In a recent blog post titled “Expression,” Hayes estimated that Bitcoin could die if all BTC in circulation ended up in the hands of traditional financial asset managers, most of whom compete for ETFs.
Hayes explained that his prediction is based on the difference between Bitcoin and every other monetary instrument humanity has ever used. Monetary assets like gold and fiat exist physically due to natural laws, unlike BTC, which only exists if it moves.
Once Bitcoin reaches block 2140, rewards will become zero and miners will only earn fees for validating transactions. This means that miners can only receive income if the Bitcoin network is used. In a situation where there were no more Bitcoin transactions, miners would no longer be able to bear the energy costs, which would cause their machines to shut down and then the network to die.
Traditional asset managers like BlackRock, which have filed applications with the U.S. Securities and Exchange Commission (SEC) for spot Bitcoin ETFs, are accumulating the leading digital asset in preparation for the product launch.
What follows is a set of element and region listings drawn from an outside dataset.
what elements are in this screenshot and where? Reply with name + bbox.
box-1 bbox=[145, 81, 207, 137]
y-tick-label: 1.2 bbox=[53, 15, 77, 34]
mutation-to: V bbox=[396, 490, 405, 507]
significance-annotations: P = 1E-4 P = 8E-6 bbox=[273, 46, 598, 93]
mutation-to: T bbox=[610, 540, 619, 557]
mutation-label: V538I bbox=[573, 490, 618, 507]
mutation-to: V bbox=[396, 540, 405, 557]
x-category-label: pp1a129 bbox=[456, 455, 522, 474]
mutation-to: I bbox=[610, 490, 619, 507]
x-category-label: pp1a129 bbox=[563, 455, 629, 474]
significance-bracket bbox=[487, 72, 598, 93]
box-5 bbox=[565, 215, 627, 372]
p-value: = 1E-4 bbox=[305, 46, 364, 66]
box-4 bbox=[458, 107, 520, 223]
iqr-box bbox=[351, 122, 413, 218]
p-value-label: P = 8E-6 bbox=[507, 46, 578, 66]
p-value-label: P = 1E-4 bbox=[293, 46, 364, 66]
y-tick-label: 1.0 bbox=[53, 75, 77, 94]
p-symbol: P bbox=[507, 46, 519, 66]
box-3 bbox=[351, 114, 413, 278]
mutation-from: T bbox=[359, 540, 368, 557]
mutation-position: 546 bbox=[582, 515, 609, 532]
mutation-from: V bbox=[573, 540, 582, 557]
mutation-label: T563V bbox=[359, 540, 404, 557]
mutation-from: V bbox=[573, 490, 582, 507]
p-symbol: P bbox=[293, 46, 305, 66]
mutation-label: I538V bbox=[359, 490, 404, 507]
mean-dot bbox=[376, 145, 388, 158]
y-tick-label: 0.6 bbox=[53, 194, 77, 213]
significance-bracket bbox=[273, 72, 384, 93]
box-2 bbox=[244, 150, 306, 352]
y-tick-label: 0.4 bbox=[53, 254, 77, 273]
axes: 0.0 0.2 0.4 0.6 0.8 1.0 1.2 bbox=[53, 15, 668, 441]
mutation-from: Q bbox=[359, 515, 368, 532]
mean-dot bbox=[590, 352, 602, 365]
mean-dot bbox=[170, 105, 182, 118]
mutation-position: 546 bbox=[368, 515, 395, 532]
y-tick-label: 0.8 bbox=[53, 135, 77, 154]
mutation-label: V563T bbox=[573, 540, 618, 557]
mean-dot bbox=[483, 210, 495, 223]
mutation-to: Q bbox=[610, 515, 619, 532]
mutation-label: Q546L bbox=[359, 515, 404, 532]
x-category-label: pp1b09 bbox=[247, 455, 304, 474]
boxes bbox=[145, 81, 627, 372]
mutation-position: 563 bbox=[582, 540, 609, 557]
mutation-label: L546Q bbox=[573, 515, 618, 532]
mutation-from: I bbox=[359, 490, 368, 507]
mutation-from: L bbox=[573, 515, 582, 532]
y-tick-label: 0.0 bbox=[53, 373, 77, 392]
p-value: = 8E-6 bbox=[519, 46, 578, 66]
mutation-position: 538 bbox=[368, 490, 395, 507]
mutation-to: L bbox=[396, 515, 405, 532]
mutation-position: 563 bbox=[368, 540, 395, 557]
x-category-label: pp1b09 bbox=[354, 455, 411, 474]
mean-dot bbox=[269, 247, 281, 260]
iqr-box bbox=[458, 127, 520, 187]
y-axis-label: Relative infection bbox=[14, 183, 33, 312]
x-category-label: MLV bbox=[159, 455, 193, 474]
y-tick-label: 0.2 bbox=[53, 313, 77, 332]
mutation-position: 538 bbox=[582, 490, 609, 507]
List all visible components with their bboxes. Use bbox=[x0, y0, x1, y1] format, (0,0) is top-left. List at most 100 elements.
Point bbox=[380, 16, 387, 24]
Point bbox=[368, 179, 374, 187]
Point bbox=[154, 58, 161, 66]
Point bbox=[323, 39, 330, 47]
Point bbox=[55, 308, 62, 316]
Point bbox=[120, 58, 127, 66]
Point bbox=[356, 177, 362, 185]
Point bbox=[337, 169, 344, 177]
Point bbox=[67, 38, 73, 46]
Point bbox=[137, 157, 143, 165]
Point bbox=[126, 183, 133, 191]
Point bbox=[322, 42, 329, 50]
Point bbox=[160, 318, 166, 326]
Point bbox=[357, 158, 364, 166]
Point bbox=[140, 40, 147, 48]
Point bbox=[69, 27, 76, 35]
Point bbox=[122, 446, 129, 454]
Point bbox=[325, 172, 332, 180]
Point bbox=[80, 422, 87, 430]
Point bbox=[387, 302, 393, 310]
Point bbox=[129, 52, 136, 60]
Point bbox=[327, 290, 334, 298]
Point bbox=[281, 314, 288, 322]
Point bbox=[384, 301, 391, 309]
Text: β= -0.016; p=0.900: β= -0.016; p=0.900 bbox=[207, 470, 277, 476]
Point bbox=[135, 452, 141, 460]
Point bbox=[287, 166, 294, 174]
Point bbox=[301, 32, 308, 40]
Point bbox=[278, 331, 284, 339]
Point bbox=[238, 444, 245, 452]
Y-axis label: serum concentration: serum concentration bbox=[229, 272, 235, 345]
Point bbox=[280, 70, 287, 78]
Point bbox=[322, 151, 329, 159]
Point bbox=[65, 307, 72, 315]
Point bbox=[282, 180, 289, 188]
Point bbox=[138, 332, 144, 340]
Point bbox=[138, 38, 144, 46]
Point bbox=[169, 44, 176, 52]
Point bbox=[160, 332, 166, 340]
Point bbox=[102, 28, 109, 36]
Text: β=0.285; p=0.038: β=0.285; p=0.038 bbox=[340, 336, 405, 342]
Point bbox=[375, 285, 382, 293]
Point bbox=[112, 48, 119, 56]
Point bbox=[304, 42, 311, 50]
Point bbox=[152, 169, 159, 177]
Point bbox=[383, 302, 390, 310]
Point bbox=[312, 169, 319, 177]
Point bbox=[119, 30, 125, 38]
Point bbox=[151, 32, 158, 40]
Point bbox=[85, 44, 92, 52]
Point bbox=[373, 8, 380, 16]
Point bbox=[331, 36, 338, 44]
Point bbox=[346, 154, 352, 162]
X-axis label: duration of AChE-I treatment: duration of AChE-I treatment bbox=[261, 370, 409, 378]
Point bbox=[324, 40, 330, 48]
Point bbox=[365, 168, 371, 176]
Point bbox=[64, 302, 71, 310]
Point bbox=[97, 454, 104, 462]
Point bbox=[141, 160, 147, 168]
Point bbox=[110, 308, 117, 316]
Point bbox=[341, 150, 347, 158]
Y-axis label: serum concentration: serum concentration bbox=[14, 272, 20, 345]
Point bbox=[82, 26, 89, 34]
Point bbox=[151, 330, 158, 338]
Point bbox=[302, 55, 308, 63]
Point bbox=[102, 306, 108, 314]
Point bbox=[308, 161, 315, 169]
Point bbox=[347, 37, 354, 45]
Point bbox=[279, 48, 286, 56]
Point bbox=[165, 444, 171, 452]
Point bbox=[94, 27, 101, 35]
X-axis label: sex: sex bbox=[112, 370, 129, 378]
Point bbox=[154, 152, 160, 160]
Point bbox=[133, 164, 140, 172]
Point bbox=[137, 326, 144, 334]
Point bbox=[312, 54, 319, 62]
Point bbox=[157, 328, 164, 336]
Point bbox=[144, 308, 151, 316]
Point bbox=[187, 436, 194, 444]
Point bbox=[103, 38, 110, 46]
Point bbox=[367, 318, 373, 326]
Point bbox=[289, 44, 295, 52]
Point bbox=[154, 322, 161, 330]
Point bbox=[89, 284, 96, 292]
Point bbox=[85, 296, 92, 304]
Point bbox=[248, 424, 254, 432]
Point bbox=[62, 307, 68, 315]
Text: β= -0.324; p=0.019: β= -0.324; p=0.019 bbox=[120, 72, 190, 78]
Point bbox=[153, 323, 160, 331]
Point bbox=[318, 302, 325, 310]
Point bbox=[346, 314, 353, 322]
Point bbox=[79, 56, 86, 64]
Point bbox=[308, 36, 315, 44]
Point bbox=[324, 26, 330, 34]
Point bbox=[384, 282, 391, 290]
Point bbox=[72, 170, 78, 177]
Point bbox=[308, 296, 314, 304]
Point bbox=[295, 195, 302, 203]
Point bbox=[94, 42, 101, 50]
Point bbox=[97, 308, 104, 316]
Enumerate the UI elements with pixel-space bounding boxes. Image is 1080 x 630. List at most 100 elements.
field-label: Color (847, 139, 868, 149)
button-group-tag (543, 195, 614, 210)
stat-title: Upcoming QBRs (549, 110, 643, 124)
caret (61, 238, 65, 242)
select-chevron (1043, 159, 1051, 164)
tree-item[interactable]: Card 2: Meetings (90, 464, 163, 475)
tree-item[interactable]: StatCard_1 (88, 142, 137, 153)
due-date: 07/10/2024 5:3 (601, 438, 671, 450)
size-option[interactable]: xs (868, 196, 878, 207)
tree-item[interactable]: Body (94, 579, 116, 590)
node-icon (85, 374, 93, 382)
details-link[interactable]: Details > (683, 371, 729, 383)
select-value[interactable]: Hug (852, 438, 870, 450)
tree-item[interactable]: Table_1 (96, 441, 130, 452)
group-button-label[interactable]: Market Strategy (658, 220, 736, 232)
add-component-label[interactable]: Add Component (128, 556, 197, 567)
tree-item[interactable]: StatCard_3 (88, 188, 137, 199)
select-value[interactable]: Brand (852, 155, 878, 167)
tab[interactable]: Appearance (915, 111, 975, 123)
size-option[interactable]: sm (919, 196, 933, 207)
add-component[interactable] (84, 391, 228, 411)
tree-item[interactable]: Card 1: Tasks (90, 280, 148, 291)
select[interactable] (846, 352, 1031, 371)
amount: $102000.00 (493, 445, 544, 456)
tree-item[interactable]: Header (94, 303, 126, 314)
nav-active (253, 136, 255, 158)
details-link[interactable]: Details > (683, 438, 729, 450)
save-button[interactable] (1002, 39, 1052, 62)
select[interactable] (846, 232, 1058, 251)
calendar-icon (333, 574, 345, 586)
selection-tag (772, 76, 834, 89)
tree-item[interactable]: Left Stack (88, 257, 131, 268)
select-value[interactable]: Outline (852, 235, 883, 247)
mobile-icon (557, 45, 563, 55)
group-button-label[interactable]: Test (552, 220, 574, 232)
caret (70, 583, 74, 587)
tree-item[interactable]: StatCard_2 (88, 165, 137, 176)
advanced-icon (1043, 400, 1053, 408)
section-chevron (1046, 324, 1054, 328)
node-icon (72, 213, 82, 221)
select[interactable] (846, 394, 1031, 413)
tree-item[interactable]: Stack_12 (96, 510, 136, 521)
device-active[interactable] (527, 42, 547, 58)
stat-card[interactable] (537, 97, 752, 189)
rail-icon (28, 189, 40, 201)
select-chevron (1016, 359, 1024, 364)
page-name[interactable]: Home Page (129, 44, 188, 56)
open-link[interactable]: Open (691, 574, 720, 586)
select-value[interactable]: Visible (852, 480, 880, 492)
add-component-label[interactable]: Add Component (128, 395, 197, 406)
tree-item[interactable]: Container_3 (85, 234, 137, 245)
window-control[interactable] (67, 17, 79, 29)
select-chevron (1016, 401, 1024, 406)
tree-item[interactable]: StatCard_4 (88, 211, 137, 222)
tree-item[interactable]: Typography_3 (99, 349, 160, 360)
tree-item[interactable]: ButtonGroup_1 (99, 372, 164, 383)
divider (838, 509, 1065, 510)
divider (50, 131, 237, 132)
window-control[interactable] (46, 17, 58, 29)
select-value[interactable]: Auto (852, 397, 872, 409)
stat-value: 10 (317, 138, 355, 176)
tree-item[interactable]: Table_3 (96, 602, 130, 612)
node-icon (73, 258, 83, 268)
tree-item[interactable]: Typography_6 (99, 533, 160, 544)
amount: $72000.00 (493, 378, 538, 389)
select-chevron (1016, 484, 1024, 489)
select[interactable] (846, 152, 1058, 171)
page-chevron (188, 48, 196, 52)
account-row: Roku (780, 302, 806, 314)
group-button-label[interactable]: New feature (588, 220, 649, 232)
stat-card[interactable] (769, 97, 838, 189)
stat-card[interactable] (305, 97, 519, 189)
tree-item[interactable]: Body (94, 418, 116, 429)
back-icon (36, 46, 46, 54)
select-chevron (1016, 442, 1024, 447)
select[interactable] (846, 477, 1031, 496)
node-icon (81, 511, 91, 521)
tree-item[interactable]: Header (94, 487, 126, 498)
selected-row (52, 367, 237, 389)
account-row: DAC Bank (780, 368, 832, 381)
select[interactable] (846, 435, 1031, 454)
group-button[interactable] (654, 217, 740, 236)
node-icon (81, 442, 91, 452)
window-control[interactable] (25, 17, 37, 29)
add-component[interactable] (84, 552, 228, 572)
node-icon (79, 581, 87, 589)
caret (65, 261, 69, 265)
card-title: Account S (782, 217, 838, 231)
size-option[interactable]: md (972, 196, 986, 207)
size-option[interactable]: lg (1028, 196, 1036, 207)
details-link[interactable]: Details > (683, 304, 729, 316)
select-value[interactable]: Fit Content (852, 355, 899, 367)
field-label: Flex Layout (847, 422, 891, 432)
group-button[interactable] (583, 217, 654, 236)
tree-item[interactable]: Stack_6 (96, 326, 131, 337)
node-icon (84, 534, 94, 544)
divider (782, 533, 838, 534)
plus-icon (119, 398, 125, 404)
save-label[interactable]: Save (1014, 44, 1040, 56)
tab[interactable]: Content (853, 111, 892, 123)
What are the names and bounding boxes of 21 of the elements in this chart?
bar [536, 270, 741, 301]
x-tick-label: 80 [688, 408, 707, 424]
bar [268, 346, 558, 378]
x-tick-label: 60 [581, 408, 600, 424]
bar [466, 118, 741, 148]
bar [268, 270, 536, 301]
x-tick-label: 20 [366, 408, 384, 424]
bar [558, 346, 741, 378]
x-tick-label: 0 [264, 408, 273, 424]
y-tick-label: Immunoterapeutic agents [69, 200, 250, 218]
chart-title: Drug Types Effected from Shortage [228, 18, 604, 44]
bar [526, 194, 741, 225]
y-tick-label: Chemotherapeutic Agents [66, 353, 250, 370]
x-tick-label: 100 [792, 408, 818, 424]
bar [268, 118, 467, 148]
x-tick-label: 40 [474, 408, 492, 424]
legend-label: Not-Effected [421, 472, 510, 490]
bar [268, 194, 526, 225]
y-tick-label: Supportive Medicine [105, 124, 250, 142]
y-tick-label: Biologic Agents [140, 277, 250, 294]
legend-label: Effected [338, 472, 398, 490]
Hayes said they intended to store the bitcoins in a “metaphorical vault”, issue a tradable security and charge a management fee for their services, without being able to use the assets they hold at the name of their customers.
Another state-controlled financial asset
The BitMEX founder envisioned a future in which the largest Western and Chinese asset managers would own all the BTC in circulation. He explained that such a situation would be possible as investors would mistake a financial asset for a store of value, choosing to purchase Bitcoin ETF derivatives instead of BTC itself.
Once a handful of companies own all the BTC, the blockchain will no longer really be used and the coins will never move again. Miners will turn off their machines, Bitcoin will become another state-controlled financial asset and die because it is not used.
On the positive side, the death of Bitcoin could lead to the creation of a new crypto network, which would become a monetary asset not controlled by the state.
“I hope the second time around we learn not to hand over our private keys to the bald guys,” Hayes said.